I need to parallelize a method that does an exhaustive pairwise comparison on elements in a list. The serial implementation is straight-forward:
foreach (var element1 in list)
foreach (var element2 in list)
foo(element1, element2);
In this case, foo won't alter the state of element1 or element2. I know it's not safe to simply do nested Parallel.ForEach statements:
Parallel.ForEach(list, delegate(A element1)
{
Parallel.ForEach(list, delegate(A element2)
{
foo(element1, element2);
});
});
What would be the ideal way to implement this using the parallel tasks library?
Couldn't you just have one Parallel and one normal loop? So either
Parallel.ForEach(list, delegate(A element1)
{
foreach(A element2 in list)
foo(element1, element2)
});
or
foreach(A element1 in list)
{
Parallel.ForEach(list, delegate(A element2)
{
foo(element1, element2);
});
}
Should speed it up as well. There was never going to be a thread per cycle anyway, so this would probably be just as fast or slightly slower than nested parallel loops.
At least if you are executing the code on a machine where the number of cores is at least twice the number of items in the list, I'm not sure it is a good idea to do embedded Parallel.ForEach
s.
In other words, if you target a quad-core, and the list has one thousand items, just parallelize the parent loop. Parallelizing both loops would not make the code faster, but rather much, much slower, since parallel tasks have performance cost.

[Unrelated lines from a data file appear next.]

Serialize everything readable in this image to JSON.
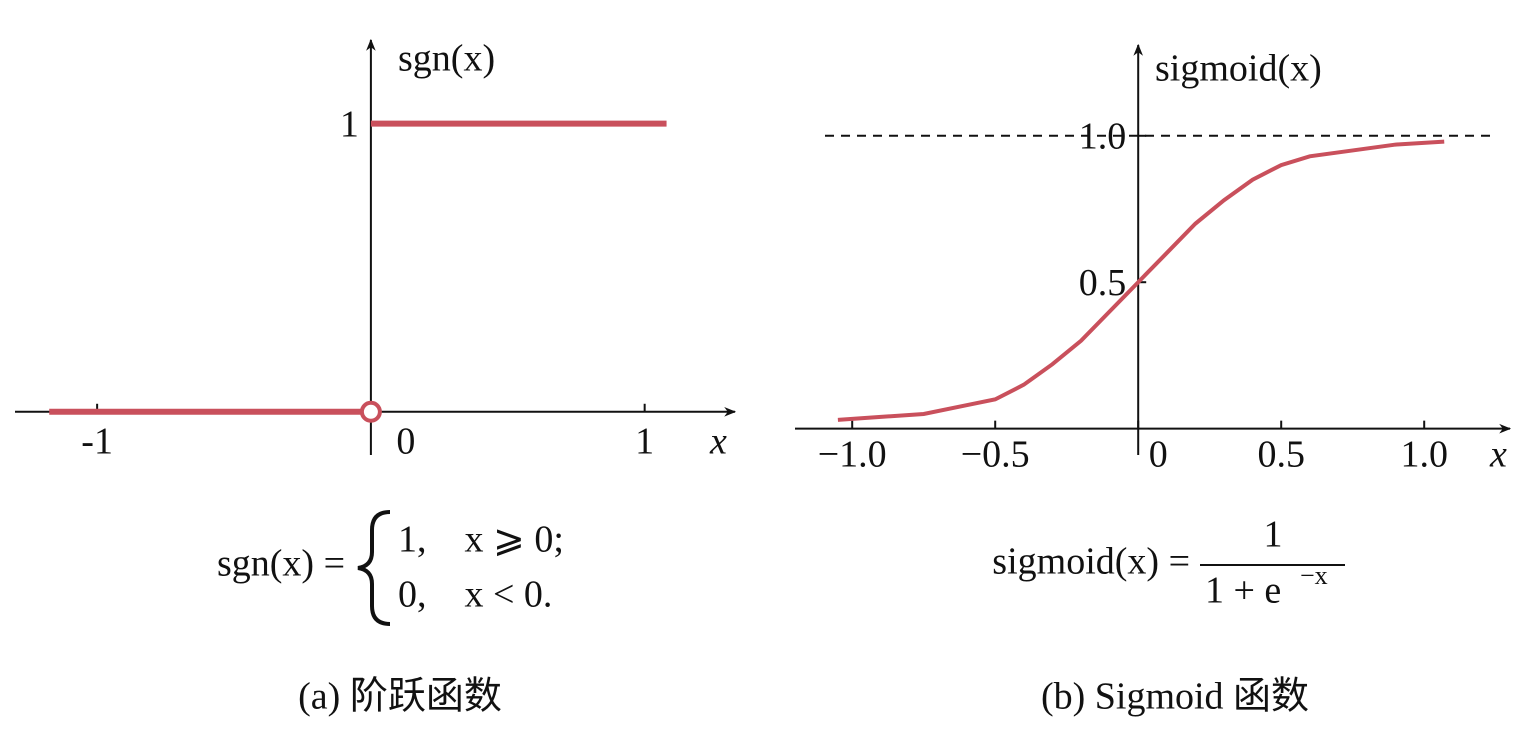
{
  "chart_data": [
    {
      "type": "line",
      "ylabel": "sgn(x)",
      "xlabel": "x",
      "x": [
        -1.175,
        0,
        0,
        0,
        1.08
      ],
      "series": [
        {
          "color": "#c9505c",
          "values": [
            0,
            0,
            null,
            1,
            1
          ]
        }
      ],
      "open_marker": {
        "x": 0,
        "y": 0
      },
      "xlim": [
        -1.3,
        1.33
      ],
      "ylim": [
        -0.15,
        1.29
      ],
      "xticks": [
        -1,
        0,
        1
      ],
      "yticks": [
        1
      ],
      "formula_lhs": "sgn(x) =",
      "formula_cases": [
        "1,    x ⩾ 0;",
        "0,    x < 0."
      ],
      "caption": "(a) 阶跃函数"
    },
    {
      "type": "line",
      "ylabel": "sigmoid(x)",
      "xlabel": "x",
      "x": [
        -1.05,
        -0.9,
        -0.75,
        -0.6,
        -0.5,
        -0.4,
        -0.3,
        -0.2,
        -0.1,
        0,
        0.1,
        0.2,
        0.3,
        0.4,
        0.5,
        0.6,
        0.75,
        0.9,
        1.07
      ],
      "series": [
        {
          "color": "#c9505c",
          "values": [
            0.03,
            0.04,
            0.05,
            0.08,
            0.1,
            0.15,
            0.22,
            0.3,
            0.4,
            0.5,
            0.6,
            0.7,
            0.78,
            0.85,
            0.9,
            0.93,
            0.95,
            0.97,
            0.98
          ]
        }
      ],
      "reference_line": {
        "y": 1,
        "dashed": true
      },
      "xlim": [
        -1.2,
        1.3
      ],
      "ylim": [
        -0.09,
        1.31
      ],
      "xticks": [
        {
          "value": -1,
          "label": "−1.0"
        },
        {
          "value": -0.5,
          "label": "−0.5"
        },
        0,
        0.5,
        {
          "value": 1,
          "label": "1.0"
        }
      ],
      "yticks": [
        0.5,
        {
          "value": 1,
          "label": "1.0"
        }
      ],
      "formula_lhs": "sigmoid(x) =",
      "formula_numerator": "1",
      "formula_denominator": "1 + e",
      "formula_exponent": "−x",
      "caption": "(b) Sigmoid 函数"
    }
  ]
}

alt text http://www.freeimagehosting.net/uploads/ca97f403f8.png
At each iteration, a few milliseconds will be lost by Parallel.ForEach
to determine which thread must execute the next iteration. Let's say you have a set of 7 items. If you parallelize the parent loop, those milliseconds will be lost 7 times. If you parallelize both loops, they will be lost 7×7=49 times instead. Larger is the set, bigger is the overheat.
The two nested loops essentially mean that you want to foo the cartessian product of the list with itself. You can parallelize the entire operation by first creating all pairs in a temporary list, then iterating over that list with Parallel.ForEach.
EDIT: Instead of creating a list of all combinations, you can use an iterator to return a 2-element tuple with the combination. Parallel.ForEach will still parallelize the processing of the tuples.
The following sample prints out the current iteration step to show that results come back out-of-order, as would be expected during parallel processing:
const int SIZE = 10;
static void Main(string[] args)
{
List<int> list = new List<int>(SIZE);
for(int i=0;i<SIZE;i++)
{
list.Add(i);
}
Parallel.ForEach(GetCombinations(list),(t,state,l)=>
Console.WriteLine("{0},{1},{2}",l,t.Item1,t.Item2));
}
static IEnumerable<Tuple<int,int>> GetCombinations(List<int> list)
{
for(int i=0;i<list.Count;i++)
for(int j=0;j<list.Count;j++)
yield return Tuple.Create(list[i],list[j]);
}